While the results presented here show ponies exhibiting a unique response to differing human facial expressions, other aspects of the ponies’ responses did not appear to rely on facial expression information. Behaviours such as head position, lip licking and vacuum chewing were gathered as higher head position [23
] and increased oral behaviours [25
] have been correlated to increased arousal or negative valence. Compared to ponies who had little experience as a lesson mount, ponies who were regularly used in a lesson program had lower heart rates and held their head lower, suggestive of lower arousal or positive valence, but contrarily kept their ear on the actor more and performed more oral behaviours suggestive of higher arousal or negative valence.
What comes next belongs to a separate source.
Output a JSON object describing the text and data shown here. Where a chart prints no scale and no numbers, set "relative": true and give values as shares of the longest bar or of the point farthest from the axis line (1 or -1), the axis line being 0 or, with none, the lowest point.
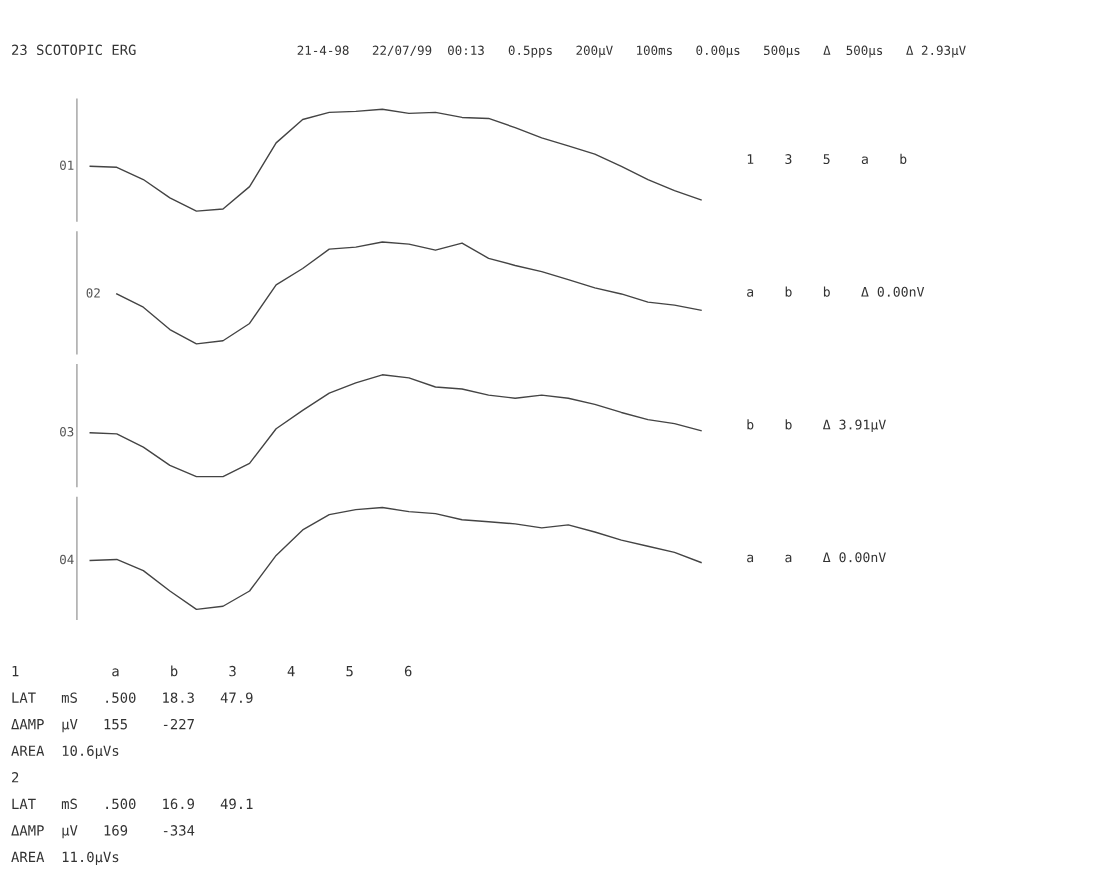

Experience works to decrease arousal responses through habituation—a decrease of behavioural responses through repeated stimulation [38
]. Baragli and colleagues [39
] evaluated behaviours of lesson horses exposed to a novel object test and found that older horses were less responsive than younger horses. Similarly, Wathan et al. [3
] found that younger horses looked longer toward photos of conspecifics regardless of the facial expression of that horse. The older ponies in the current study were likely less responsive due to experience, but that experience may also contribute to higher vigilance of the human in case they were required to do some activity [32
Individual human characteristics also contribute to horses’ processing of various stimuli. While an attempt was made to utilize two actors with similar physical appearance and the ponies were trained prior to data collection to approach humans using positive reinforcement to create a positive perception [40
], the ponies nevertheless responded by consistently favouring one actor, approaching quicker and displaying fewer oral behaviours than with the other actor. Others have shown that even when presented with identical twins, horses were able to distinguish between them [41
]. The actor more favoured by the ponies in the current results also happened to have more experience with equids in general. Previous research has shown that horses approached humans experienced with horses quicker than those who were not [42
Actors in this study were not professionally trained to portray the various facial expressions and the facial expressions were merely depicted, not indicative of an underlying affective state. Thus, the visual display of the expression may not have reflected a felt emotion [43
]. However previous research showing horses’ ability to discriminate human facial expressions were based on photographs [8
] which by their nature do not convey felt emotions. A common practice used in human psychology is to induce an emotional state that is accurately reflected by the facial expression [44
]. Further research in this area could observe how horses respond to humans in genuine joyous or angry scenarios.